Avec cette “envie”, la “passion”, “l’adrénaline”, tout devient possible. Bien que l’activité politique ne dispose pas de véritable statut, la loi ouvre des possibilités de formation aux élus locaux (dix-huit heures par mandat). Les compétences s’acquièrent aussi par les rencontres, les déplacements sur le terrain, le recours à l’administration… Ce qui peut être utile par exemple pour savoir “à quelle porte frapper” pour un problème rencontré par un patient. Les infirmières apprennent aussi à s’adresser aux médias et, selon les situations et les interlocuteurs, à “changer de casquette” (politique, syndicale, professionnelle…) et de discours. Ne pas mélanger les genres est ardu mais capital : une cadre, dans son exercice, applique une politique… même si elle peut la critiquer en tant que militante.

Mais convictions politiques et pratique professionnelle peuvent se rejoindre. L’infirmière est « là pour porter la parole du patient, y compris vis-à-vis du médecin.
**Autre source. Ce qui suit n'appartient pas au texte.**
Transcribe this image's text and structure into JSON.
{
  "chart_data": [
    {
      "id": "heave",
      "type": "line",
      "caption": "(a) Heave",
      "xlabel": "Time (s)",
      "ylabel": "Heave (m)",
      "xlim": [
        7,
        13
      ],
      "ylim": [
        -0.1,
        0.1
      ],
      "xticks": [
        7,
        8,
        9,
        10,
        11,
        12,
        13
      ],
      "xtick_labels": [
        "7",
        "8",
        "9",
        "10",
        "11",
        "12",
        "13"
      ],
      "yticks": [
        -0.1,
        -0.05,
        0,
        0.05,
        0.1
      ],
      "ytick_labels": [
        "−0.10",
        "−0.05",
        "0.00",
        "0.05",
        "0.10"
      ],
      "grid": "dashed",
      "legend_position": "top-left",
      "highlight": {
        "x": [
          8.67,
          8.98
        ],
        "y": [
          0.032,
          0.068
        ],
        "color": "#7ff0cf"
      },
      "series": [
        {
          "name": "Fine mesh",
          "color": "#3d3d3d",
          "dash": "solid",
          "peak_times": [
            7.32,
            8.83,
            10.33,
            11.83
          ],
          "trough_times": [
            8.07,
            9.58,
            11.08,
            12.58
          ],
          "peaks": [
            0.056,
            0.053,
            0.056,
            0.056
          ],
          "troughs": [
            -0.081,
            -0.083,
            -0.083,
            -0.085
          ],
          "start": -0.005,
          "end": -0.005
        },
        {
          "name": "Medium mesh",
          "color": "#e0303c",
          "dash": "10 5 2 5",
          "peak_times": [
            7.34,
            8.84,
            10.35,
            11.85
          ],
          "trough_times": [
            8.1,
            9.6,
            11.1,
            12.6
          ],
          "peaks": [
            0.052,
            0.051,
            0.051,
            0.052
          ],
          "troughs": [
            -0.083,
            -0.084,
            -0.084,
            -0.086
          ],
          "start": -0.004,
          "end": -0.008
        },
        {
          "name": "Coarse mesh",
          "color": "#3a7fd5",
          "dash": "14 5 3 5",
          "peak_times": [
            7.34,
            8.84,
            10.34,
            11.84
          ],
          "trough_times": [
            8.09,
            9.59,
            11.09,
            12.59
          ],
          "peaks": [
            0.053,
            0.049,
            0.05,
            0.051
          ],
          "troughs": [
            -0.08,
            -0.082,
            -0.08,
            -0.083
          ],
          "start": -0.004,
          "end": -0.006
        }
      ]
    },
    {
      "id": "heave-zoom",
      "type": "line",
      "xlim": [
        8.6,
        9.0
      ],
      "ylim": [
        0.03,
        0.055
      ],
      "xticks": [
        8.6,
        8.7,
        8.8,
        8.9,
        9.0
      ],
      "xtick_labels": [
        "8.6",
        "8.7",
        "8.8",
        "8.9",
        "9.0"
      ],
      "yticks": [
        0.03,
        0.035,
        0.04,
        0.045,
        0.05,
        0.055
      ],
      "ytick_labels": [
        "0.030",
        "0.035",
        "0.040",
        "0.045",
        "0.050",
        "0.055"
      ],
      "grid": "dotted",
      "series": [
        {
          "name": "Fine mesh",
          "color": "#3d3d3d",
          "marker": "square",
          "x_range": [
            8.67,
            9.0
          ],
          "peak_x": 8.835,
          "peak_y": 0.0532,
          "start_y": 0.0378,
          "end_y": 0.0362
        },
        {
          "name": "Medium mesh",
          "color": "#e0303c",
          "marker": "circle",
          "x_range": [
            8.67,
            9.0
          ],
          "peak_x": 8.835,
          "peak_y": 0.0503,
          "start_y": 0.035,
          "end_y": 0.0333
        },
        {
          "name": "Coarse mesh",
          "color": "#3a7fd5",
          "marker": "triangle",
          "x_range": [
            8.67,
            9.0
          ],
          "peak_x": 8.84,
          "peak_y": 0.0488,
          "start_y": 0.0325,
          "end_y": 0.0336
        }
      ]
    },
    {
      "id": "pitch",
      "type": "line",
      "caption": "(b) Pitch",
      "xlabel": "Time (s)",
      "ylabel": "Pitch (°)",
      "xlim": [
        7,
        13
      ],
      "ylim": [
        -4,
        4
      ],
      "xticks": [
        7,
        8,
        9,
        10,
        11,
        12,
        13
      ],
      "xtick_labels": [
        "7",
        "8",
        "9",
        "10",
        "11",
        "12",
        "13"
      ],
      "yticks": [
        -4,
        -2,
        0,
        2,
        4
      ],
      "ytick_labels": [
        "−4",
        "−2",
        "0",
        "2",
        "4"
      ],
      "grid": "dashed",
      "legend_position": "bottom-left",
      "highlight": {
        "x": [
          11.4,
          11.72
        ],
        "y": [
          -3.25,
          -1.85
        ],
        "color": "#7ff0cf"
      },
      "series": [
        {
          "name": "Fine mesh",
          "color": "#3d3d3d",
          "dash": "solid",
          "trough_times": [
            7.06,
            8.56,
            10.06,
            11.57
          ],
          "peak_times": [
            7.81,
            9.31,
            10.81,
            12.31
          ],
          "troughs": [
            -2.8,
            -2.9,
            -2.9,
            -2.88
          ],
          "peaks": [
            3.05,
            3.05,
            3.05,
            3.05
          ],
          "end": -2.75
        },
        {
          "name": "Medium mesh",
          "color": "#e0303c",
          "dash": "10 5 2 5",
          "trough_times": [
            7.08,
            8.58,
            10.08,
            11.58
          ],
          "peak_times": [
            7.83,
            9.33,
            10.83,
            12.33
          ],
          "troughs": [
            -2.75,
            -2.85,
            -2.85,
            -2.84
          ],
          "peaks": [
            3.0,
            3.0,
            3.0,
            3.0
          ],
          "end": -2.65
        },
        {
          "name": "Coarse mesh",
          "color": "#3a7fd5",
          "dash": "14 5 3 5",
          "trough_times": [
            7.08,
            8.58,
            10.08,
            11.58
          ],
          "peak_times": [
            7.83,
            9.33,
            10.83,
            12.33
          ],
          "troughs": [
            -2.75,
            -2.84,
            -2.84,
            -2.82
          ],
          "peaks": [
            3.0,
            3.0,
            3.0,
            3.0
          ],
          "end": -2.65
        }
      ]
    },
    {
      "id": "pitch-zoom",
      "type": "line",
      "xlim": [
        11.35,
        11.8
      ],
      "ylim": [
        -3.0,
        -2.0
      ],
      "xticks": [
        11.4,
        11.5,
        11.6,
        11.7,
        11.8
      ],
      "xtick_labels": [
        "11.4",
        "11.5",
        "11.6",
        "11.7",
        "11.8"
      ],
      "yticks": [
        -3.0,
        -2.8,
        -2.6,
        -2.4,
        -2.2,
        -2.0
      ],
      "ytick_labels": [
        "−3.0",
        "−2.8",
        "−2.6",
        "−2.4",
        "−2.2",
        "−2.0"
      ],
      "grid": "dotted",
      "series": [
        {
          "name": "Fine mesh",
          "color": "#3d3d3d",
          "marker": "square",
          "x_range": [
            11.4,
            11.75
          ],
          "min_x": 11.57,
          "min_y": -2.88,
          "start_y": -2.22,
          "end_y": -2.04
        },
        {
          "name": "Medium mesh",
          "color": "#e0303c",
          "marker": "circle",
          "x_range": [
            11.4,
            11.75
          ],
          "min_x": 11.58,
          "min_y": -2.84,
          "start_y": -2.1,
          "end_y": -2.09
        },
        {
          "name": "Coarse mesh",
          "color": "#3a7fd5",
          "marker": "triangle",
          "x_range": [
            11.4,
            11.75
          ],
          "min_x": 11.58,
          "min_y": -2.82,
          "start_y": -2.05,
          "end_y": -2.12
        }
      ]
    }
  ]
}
Être dans le soin, c’est déjà un engagement politique », confie Laurence de Bouard, cadre de santé à l’hôpital de Carhaix, candidate du Nouveau parti anticapitaliste aux dernières élections régionale et européenne. Plusieurs soignantes lient le corps des patients et le corps social : entrer en politique consiste à prendre soin de l’humanité et de l’intérêt général d’une autre façon. Pour certaines, c’est aussi un moyen de « changer » ou de « faire avancer les choses », de voir si leurs idées « marchent sur le terrain » et améliorent la situation. Un motif invoqué par quelques-unes pour justifier leur souhait d’entrer en politique… comme de devenir cadres de santé. Bref, d’exercer une fonction qui influence le réel.

NOTES

(1) Les fonctionnaires en vertu de la circulaire 98-152 du 6 mars 1998 et les salariés grâce à l’article L. 3142-56 du Code du travail.

(2) Sur les campagnes électorales ou les fonctions électives (et, entre autres, le détachement ou l’autorisation d’absences), consulter le Statut de l’élu local sur www.amf.asso.fr et le site www.fonction-publique.gouv.fr.

(3) Laurent Cathala a été élu pour la première fois (comme conseiller général) huit jours après son entrée à l’école des cadres hospitaliers…

(4) Qui sont les députés français ? Enquête sur des élites inconnues, Presses de Sciences Po, 2007.

(5) L’infirmière magazine, décembre 2004.